Lean, mean, clean and empty-hearted, “Fire Birds” (citywide) is a video-game recruiting poster with a bomb ticking inside--a bomb that never goes off.
Nicolas Cage and Tommy Lee Jones--two off-the-edge actors trapped in a world of spiffy impersonal technology--offer chances for a dramatic explosion. But around them is a world that might have been dreamed up by a teen-age Dr. Strangelove: a realm of clanging, metallic corridors and open skies, of shiny militarism, state-of-the-art hardware, salty old cliches--even what seems to be the hundredth reincarnation of the Red Baron--dredged up perfunctorily from every “rite of passage” war movie since “Wings.” (“Wings” was better.)
The people who made this movie probably wouldn’t be insulted if you told them they were trying a blatant “Top Gun” knock-off. They might smile and say anxiously: “Yeah! yeah! Did we make it?”
“Fire Birds’ ” raison d’etre seems to be to show off state-of-the-art military hardware--notably the Army’s AH-64A attack helicopter, the Apache, armed, according to the press book, with “19 laser-guided hellfire missiles, rockets and a 30-millimeter chaingun.” There’s a certain elemental excitement to the movie, mostly in the last 20 minutes, but it’s so slick and vacuous that watching it is like dropping down an aluminum slide.
The Apaches, clearly the stars of the film, are posed hovering against scarlet or yellow skies in a veil of heat shimmer, ready to blast enemy copters out of the air. Meanwhile, on the ground, three story men--including “Platoon” adviser Dale Dye and two more scenarists working independently--have churned up the old plot about the sexy, rebellious, crack pilot, his sexy, rebellious girlfriend and the thorny old pro who rides the hero and feels he’s losing it. Way out there in South America a band of omnipotent drug czars referred to mostly as “The Cartel"--to avoid lawsuits from Medellin?--wait to shoot up the place.
The movie is so shameless, it starts out with a quotation from George Bush. After this presidential benediction, we’re swooped into the skies over Latin America, where dazzled Army pilots run into the terrorist ace, Stoller. Soon, we’re back in those shadowy, metallic Army corridors--a real nightmare warren--with generals shuffling papers and musing over videos. Then we’re out on the training field, where hero Jake Preston (Cage) tackles two chores: getting back his old girlfriend (Sean Young) and conquering an eye-dominance problem with the help of a cardboard periscope and a pair of red panties tied to his head. Young, as Billie Lee Guthrie, is a pilot too; she drives the scout helicopter. Does this make her Tonto to Cage’s Lone Ranger?
As Jake, Cage begins the role rather straight and then gooses it up by creating a sort of Establishment psychopath, glowering and radiating cocky menace. It’s not a bad strategy. Tommy Lee Jones, handed enough corny lines for a half-season of X-rated “Hee Haw,” plays his role, Brad, as a tough old cornball--which works for him, but leaves the rest of the cast stranded with lines like “Listen up, gun bunnies; this is straight from the Buzz Man,” and no character flaws to explain them.

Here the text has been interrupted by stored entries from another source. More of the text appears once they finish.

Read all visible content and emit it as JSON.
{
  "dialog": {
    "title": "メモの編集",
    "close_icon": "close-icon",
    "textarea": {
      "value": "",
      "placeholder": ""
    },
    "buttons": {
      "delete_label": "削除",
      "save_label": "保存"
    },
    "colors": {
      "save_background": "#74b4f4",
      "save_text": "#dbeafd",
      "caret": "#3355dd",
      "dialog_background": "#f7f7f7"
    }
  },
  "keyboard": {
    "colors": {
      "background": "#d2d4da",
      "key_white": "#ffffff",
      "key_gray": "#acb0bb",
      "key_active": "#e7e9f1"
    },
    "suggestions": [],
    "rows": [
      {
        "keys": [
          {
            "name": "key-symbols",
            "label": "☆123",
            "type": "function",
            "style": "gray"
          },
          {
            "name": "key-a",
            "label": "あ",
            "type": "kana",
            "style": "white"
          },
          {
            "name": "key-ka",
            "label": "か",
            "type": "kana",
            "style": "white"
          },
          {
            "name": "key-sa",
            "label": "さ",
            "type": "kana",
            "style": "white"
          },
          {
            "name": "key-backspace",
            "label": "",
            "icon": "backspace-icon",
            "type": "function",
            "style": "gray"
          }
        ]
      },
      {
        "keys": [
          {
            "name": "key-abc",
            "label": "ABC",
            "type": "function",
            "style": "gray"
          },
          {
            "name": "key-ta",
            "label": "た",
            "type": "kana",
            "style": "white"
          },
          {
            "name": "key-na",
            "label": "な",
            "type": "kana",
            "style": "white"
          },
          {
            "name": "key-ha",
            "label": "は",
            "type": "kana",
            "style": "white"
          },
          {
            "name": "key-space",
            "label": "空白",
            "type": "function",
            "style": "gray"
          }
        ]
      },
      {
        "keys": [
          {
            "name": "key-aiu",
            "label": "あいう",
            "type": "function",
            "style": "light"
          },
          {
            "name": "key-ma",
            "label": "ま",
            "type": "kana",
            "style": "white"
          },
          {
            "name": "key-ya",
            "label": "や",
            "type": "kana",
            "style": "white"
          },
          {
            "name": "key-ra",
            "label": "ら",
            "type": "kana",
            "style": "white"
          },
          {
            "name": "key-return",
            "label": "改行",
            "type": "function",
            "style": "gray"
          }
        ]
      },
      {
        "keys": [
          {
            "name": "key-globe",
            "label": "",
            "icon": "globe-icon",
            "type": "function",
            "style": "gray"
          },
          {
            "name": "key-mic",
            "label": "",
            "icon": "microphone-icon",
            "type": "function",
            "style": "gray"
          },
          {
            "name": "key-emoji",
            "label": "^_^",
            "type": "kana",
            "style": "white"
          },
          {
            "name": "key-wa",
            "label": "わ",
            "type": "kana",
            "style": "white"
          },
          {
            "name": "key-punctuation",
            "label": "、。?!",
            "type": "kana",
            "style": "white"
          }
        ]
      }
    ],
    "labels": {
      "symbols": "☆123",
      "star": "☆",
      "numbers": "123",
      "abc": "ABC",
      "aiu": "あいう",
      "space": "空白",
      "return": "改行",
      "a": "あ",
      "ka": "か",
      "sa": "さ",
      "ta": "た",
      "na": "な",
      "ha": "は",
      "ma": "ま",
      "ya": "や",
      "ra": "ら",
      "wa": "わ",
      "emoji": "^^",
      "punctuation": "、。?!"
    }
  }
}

Tough heroines who fly and fight seem to be de rigueur for these movies, but the movie’s feminism has gaps. At the end, unless I went temporarily deaf--always a possibility, considering the bang-bang, dogfight climax--I thought I heard Tommy Lee Jones, pinned down in the rubble of his smashed copter, tutoring Sean Young in the assemblage of a heat-seeking missile launcher by telling her to put the part that looked like a coffee can next to the part that looked like a rolling pin.
In moments like this, director David Green, whose last film was the fairly sly heist comedy “Buster,” seems to have turned into a total “Top Gun” bunny: a dire fate even in a gonzo, rock ‘n’ roll recruiting poster movie like “Fire Birds” (rated PG-13 for violence and sexual innuendo).
A Touchstone Pictures presentation of a Nova International Films release. Producer William Badalato. Director David Green. Script Nick Thiel, Paul E. Edwards. Executive producers Arnold Kopelson, Keith Barish. Camera Tony Imi. Production design Joseph T. Garrity. Editors Jon Poll, Norman Buckley. Music David Newman. Co-producers John K. Swensson, Dale Dye. With Nicolas Cage, Tommy Lee Jones, Sean Young, Bryan Kestner, Dale Dye, Mary Ellen Trainor.
Running time: 1 hour, 25 minutes.
MPAA rating: PG-13 (parents are strongly cautioned; some material may be inappropriate for children under 13).